De esto mismo trata la fantasmada de las activistas de Just Stop Oil. Una obra de Vincent Van Gogh -un pintor que pagó con hambre y dolor la incomprensión de su entorno y que, paradójicamente, fue reconocido y apreciado después de muerto- no debería ser utilizada como excusa para traficar disensos políticos.

Quien lo hace evidencia una ignorante insensibilidad ante el prodigio del arte, semejante a la que demostraron los nazis cuando quemaron libros y vituperaron obras que calificaban de “degeneradas”.

¿Cumplen su objetivo? Claro que sí. Logran que la foto de esa barbaridad aparezca en todos los diarios del mundo y que el videíto se viralice globalmente. Pero con el éxito de su mensaje están consagrando también otro al que hacen aún más perdurable: el de la banalización y el menosprecio de la cultura, el de que cualquiera se sienta en libertad de vituperar una obra maestra por reivindicaciones puntuales que nada tienen que ver con ella.

Las crónicas informan que otros dos activistas ya habían hecho tropelías antes contra otro Van Gogh, Melocotoneros en flor, expuesto en la Courtauld Gallery de Londres.

Antes le tocó a la La Gioconda de Leonardo da Vinci en el Museo del Louvre, atacada con un pastelazo al mejor estilo cine mudo, y a Masacre en Corea de Pablo Picasso en Australia, obra sobre la que otros activistas adhirieron sus manos con goma de pegar.

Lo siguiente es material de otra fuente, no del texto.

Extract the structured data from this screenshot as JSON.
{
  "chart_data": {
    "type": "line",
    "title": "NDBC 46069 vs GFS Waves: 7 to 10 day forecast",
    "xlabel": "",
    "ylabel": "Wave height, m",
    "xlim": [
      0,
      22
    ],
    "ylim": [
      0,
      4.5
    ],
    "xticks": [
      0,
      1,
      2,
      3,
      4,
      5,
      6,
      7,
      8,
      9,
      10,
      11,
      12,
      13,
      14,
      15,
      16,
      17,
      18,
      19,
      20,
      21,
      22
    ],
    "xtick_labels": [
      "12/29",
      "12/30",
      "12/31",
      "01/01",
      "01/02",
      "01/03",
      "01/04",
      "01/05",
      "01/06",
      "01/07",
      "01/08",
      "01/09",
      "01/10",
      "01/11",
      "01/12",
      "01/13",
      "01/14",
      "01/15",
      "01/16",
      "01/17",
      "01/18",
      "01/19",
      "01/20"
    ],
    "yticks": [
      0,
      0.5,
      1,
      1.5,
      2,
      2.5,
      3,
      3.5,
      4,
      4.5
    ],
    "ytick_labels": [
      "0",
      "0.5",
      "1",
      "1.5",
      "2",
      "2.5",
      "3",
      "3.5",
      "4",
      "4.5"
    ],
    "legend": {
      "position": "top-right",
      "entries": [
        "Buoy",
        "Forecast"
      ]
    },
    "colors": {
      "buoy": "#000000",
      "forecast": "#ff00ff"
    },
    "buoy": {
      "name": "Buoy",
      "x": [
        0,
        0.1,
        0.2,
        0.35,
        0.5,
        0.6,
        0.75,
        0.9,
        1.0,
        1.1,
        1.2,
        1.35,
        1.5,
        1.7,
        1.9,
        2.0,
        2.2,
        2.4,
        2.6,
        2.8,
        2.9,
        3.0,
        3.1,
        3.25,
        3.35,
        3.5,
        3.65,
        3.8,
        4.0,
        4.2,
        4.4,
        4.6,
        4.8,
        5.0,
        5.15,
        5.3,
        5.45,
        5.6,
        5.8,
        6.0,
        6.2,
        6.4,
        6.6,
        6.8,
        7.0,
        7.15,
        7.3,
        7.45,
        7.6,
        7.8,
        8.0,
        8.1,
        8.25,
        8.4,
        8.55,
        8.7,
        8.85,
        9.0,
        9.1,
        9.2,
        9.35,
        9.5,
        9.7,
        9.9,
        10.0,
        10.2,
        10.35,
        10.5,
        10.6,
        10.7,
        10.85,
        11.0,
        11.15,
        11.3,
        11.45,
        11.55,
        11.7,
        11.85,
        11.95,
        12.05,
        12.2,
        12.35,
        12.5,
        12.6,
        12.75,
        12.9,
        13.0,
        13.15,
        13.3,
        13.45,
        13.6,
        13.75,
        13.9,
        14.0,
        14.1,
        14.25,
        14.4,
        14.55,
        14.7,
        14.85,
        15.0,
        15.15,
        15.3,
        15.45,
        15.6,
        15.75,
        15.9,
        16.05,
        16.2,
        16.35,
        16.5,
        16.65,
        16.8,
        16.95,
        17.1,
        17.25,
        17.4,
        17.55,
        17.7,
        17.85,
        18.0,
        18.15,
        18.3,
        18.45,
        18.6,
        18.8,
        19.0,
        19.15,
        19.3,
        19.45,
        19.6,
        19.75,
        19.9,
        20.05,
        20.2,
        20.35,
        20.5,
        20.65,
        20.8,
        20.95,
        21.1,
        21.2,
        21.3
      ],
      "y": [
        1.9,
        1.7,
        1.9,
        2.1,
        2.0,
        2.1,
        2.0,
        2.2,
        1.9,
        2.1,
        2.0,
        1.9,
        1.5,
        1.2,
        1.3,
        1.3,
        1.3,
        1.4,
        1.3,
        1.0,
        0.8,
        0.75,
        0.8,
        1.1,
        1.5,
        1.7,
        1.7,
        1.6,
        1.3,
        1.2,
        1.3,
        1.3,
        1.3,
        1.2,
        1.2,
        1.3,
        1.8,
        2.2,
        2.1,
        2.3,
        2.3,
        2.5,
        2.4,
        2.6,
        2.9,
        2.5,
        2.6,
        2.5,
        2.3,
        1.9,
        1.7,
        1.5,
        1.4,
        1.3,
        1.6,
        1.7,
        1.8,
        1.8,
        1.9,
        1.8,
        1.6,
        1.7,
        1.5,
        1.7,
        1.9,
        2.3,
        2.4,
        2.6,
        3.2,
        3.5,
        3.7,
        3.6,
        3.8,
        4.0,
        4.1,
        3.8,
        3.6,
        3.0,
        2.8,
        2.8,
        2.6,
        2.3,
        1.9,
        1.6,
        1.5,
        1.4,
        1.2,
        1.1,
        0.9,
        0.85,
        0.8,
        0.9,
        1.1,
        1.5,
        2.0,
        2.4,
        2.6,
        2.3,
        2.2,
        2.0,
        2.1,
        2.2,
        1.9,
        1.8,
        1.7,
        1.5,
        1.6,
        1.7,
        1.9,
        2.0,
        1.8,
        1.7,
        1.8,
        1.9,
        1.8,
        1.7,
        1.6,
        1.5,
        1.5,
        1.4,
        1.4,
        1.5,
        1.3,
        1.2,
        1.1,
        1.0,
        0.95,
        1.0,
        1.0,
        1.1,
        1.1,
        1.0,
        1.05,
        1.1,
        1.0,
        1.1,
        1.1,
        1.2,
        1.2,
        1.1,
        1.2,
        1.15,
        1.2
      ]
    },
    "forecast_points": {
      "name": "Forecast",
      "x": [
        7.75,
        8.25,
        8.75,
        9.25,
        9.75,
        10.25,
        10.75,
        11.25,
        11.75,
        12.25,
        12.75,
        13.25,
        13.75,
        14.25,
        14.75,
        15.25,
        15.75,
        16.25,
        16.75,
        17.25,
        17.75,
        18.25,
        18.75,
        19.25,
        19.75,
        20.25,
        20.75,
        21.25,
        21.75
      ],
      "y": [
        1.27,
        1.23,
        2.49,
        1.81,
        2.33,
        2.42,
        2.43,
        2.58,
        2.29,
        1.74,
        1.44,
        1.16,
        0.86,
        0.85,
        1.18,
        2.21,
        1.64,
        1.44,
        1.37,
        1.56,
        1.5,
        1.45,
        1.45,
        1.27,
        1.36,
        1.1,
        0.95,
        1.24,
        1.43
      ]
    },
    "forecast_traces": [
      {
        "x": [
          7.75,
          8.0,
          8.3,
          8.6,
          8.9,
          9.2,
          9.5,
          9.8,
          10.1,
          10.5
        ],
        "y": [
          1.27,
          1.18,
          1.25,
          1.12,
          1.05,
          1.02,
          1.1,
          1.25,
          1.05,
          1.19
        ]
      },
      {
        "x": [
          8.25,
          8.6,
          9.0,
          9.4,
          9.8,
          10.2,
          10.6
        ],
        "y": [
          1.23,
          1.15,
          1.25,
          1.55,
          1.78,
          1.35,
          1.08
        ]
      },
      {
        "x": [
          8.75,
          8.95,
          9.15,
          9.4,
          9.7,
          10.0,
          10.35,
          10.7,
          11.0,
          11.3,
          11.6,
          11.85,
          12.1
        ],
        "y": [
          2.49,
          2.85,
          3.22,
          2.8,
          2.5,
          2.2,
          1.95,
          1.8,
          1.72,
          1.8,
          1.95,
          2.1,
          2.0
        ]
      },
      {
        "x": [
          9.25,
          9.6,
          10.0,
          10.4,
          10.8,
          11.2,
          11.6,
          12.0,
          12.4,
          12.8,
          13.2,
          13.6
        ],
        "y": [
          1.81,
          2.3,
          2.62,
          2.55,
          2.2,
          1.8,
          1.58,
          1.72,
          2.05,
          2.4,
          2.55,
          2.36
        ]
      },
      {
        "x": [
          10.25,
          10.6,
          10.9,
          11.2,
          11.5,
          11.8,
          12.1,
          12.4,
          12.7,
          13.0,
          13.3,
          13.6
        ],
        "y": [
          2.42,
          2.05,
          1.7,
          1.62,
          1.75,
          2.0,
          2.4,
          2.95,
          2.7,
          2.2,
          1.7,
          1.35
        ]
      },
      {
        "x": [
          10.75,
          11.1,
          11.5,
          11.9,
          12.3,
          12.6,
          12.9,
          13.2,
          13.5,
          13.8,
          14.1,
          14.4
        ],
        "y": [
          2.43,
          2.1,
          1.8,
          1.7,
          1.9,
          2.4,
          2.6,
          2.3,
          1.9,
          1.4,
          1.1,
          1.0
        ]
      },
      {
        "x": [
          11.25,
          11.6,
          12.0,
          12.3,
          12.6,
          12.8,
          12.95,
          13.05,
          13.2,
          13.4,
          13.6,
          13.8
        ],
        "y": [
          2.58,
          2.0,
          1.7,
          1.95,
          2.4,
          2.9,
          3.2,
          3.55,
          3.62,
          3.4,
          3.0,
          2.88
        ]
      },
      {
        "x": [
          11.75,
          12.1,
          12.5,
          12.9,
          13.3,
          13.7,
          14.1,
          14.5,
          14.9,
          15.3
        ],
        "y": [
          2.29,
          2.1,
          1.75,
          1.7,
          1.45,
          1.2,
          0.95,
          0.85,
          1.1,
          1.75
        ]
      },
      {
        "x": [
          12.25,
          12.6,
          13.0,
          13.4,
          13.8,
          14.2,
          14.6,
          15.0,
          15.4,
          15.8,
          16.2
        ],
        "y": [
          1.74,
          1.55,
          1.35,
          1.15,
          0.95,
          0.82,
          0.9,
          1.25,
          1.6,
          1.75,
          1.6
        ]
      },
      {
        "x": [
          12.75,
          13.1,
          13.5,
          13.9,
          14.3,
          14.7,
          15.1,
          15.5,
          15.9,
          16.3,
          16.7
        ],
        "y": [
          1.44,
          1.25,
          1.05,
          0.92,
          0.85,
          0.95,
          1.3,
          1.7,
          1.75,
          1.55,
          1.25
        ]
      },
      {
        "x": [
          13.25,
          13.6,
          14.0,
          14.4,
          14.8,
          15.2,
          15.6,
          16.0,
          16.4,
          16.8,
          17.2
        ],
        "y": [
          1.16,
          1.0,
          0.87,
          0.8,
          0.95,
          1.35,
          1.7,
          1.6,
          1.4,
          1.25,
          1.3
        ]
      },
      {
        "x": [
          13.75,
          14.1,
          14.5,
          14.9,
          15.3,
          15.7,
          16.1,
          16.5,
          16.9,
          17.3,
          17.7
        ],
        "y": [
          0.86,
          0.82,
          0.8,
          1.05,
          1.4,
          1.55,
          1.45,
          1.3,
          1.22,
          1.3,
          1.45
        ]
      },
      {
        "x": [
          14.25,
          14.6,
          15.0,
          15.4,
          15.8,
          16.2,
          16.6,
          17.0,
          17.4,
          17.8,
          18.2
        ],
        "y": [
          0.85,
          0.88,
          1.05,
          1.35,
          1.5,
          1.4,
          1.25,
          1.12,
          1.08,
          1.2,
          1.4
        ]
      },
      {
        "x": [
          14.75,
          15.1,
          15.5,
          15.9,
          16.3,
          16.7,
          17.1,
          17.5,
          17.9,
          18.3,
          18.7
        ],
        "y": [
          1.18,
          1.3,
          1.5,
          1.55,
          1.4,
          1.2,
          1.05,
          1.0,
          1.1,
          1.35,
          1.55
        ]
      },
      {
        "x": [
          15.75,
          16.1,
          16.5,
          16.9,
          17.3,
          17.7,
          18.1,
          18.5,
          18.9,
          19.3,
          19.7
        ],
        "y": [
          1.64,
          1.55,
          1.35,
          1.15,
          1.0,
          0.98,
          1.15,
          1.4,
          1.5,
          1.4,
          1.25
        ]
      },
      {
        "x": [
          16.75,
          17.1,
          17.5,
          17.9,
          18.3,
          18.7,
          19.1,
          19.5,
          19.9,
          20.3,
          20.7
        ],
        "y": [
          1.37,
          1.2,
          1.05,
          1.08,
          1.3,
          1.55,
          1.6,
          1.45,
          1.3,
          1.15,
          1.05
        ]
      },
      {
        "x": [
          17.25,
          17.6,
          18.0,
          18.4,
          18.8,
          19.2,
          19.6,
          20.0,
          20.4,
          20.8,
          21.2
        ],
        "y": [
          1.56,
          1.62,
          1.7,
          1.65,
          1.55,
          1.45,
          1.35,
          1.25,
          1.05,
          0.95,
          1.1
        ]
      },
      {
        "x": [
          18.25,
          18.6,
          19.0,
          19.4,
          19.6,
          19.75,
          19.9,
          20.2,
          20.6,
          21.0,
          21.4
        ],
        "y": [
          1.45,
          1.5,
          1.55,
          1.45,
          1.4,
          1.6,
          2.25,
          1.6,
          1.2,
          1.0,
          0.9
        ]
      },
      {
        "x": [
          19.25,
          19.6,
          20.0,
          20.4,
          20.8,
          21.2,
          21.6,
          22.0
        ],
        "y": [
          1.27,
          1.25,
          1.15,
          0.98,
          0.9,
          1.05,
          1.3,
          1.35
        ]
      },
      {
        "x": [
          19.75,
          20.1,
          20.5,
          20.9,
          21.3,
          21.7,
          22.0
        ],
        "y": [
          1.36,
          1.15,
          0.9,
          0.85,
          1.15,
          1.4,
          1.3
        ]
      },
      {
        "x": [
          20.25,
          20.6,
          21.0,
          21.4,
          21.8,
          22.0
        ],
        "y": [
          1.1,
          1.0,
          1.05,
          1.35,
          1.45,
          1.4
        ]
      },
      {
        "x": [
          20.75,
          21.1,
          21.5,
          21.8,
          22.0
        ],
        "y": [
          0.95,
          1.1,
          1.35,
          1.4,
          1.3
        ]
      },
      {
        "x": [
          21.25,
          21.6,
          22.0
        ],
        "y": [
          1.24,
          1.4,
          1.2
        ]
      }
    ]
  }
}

Y esto sin contar con la cantidad de vandalizaciones sobre cuadros y esculturas a cargo de delirantes y desquiciados de distintas épocas, como el que atacó a martillazos La pietá de Miguel Angel en 1972.

Esos dementes de ayer y estos activistas de ahora tienen algo en común, inmejorablemente expresado por la doctora en Letras Valeria Castelló-Joubert, de Argentina: “El odio a la belleza es uno de los mayores flagelos de la actualidad. Anestesia los sentidos y, en consecuencia, embota la capacidad cognitiva, el discernimiento y el juicio moral. La belleza no es un mero ornamento: es elemento indispensable en la vida humana”.